Sunday, April 9, 2017

Panerai Luminor 1950 3 Days GMT PAM00320 Review

The Panerai Luminor 1950 3 Days GMT PAM00320 watch is a faithful interpretation of the original Panerai Luminor model, which debuted in 1950 as a watch for Italian Navy divers. but it isn’t essentially different from other Panerai watches. More replica Panerai Luminor.

The sandwich-style dial, another Panerai trademark, is as beautiful as ever, with an underlying layer of glow-in-the-dark Super-LumiNova topped by an opaque dial pierced with apertures for the numerals and indices that mark the hours.

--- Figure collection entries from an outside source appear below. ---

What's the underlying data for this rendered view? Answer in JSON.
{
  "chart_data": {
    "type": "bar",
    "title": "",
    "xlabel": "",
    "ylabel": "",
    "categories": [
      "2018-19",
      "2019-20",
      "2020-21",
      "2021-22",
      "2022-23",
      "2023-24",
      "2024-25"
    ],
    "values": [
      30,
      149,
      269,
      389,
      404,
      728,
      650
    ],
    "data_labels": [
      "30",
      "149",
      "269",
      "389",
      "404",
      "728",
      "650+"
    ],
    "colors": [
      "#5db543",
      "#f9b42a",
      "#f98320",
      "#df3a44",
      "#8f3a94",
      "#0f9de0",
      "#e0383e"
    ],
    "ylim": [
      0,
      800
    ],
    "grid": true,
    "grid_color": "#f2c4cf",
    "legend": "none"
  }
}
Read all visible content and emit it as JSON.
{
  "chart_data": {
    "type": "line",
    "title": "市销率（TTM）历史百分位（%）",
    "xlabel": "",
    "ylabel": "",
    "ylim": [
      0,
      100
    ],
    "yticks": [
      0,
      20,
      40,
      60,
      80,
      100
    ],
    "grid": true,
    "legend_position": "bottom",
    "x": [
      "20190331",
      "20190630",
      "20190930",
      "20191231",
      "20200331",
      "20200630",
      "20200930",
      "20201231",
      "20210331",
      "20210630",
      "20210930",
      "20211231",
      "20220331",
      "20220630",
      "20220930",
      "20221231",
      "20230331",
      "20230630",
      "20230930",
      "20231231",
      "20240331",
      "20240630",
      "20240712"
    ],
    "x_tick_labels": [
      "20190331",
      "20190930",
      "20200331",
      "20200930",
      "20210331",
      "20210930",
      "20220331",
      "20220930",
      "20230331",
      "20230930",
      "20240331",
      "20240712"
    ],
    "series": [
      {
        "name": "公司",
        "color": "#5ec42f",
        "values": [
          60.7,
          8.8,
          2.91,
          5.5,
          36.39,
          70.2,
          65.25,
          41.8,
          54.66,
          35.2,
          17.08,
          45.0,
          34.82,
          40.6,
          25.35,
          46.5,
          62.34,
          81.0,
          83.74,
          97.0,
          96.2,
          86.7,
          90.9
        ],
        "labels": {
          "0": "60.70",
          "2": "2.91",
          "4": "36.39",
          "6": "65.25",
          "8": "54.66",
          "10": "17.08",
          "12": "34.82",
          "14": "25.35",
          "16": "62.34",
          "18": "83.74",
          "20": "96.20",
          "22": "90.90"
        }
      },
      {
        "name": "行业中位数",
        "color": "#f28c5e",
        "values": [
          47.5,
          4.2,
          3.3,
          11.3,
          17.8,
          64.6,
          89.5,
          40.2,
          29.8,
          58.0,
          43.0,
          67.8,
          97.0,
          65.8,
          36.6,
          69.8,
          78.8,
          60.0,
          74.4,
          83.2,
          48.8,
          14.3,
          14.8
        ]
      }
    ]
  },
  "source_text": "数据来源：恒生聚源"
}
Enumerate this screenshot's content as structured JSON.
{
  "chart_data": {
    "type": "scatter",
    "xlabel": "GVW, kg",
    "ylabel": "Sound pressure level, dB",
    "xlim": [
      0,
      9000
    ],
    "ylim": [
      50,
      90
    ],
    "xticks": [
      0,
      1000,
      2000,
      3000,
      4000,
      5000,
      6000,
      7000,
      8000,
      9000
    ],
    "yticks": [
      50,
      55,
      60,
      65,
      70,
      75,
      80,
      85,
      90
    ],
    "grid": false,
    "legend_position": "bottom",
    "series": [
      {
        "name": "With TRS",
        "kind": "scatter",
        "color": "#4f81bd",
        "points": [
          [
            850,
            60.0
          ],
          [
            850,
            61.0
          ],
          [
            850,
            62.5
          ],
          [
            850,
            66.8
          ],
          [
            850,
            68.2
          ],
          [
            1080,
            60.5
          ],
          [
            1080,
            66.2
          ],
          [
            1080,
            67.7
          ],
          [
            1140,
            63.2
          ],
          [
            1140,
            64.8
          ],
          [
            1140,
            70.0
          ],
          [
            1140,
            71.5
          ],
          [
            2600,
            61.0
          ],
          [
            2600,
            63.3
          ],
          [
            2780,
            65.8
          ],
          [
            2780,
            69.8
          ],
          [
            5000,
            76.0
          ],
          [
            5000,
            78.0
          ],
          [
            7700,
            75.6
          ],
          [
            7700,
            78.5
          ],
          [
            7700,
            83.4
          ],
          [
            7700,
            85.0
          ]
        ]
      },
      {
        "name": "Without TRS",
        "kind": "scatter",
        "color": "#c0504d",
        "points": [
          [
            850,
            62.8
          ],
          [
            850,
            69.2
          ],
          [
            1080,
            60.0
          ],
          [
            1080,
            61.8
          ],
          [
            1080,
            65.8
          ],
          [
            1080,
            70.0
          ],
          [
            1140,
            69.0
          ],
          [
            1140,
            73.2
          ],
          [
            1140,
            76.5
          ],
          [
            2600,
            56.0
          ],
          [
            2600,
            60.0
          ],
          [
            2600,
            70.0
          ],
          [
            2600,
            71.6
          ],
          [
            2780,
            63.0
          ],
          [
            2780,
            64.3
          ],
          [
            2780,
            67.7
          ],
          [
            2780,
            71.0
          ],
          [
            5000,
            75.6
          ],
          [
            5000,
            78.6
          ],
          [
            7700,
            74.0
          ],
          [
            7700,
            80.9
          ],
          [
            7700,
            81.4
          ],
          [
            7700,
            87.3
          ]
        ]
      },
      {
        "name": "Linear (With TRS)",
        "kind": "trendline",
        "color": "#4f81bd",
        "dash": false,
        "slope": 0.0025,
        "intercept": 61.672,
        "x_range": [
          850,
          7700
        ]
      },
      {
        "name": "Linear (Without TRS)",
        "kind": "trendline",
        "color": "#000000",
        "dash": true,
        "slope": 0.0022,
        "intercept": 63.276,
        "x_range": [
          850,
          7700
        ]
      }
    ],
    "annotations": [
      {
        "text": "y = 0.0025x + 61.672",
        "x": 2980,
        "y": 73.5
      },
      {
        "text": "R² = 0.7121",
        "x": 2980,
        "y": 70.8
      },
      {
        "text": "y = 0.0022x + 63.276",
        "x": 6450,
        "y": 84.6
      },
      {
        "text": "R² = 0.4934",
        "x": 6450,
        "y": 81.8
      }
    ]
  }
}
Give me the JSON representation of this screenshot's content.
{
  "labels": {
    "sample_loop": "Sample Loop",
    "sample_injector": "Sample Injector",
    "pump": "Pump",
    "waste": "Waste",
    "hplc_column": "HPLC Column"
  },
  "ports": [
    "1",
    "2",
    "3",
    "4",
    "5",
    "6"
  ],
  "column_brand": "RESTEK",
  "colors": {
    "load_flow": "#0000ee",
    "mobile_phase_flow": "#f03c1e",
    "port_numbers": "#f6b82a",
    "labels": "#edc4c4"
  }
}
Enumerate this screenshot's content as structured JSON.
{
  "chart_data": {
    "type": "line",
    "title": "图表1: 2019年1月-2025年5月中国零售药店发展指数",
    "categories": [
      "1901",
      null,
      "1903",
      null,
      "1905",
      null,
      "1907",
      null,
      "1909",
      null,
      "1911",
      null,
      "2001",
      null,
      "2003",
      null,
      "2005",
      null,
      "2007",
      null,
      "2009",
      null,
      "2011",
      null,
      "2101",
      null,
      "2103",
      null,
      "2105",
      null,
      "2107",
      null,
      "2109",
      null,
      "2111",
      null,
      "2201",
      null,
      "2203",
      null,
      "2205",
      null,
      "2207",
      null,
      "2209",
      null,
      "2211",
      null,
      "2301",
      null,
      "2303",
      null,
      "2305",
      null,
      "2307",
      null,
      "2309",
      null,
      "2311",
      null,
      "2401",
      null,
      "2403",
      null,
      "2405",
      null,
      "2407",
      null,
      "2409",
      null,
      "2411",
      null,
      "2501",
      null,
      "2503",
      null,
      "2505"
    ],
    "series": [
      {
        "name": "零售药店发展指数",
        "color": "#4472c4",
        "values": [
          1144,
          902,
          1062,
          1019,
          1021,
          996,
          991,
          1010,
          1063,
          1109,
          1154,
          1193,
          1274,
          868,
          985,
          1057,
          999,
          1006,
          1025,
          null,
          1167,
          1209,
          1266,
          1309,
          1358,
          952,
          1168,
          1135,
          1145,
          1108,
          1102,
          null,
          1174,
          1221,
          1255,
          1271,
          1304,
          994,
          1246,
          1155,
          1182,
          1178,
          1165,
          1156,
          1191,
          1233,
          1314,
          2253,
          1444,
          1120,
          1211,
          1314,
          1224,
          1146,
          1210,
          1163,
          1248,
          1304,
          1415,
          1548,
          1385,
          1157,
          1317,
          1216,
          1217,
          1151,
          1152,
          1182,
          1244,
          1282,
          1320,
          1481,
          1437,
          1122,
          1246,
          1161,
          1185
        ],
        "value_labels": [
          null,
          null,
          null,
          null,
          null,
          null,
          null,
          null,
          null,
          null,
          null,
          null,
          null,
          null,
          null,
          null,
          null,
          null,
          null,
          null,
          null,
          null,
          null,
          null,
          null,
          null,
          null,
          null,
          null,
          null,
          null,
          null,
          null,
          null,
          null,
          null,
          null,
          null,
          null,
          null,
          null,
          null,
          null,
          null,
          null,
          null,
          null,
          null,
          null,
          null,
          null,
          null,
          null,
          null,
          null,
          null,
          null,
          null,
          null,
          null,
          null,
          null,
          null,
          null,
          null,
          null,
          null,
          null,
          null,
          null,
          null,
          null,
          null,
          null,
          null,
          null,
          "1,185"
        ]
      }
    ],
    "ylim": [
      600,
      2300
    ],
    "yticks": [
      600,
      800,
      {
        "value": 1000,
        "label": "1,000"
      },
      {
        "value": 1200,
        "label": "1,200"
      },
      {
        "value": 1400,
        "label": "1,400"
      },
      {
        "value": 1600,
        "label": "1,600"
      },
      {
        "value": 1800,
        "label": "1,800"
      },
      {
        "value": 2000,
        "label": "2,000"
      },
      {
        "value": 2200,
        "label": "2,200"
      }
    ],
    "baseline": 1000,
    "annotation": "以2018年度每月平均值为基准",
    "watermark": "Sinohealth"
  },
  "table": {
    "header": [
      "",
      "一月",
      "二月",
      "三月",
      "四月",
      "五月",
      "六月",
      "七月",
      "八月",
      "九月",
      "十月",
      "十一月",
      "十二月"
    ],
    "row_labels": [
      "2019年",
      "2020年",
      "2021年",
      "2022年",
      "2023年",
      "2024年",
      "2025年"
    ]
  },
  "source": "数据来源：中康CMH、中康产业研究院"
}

This gives the watch greater depth, keeps it faithful to its historic predecessors, and also explains the open, “stencil” design of the digits 6 and 9. This type of architecture guarantees that the numerals and indices glow uncommonly bright, which makes this watch very legible in the dark.

The hour hand for the second time zone is coated with luminous material, as are the small seconds hand and its four accompanying indices. The time is also easy to read in daylight, though the lack of a minutes circle on the dial’s periphery means it cannot always be read as precisely as one might wish. The power-reserve display on the movement side uses a disk that rotates under a window; its color changes from black to red shortly before the energy is exhausted.

The Panerai Luminor 1950 3 Days GMT PAM00320 provides almost everything the 10 Days offers: a second time zone (but without a day-night display for the 12-hour hand), a power-reserve display (but positioned on the back and nonlinear) and a return-to-zero mechanism for the seconds hand, which is triggered when you extract the crown into the hand-setting position. Along with Caliber P.9001, which powers the watch in this test, the family includes the basic P.9000 (with no second time zone or power-reserve display) and the P.9002.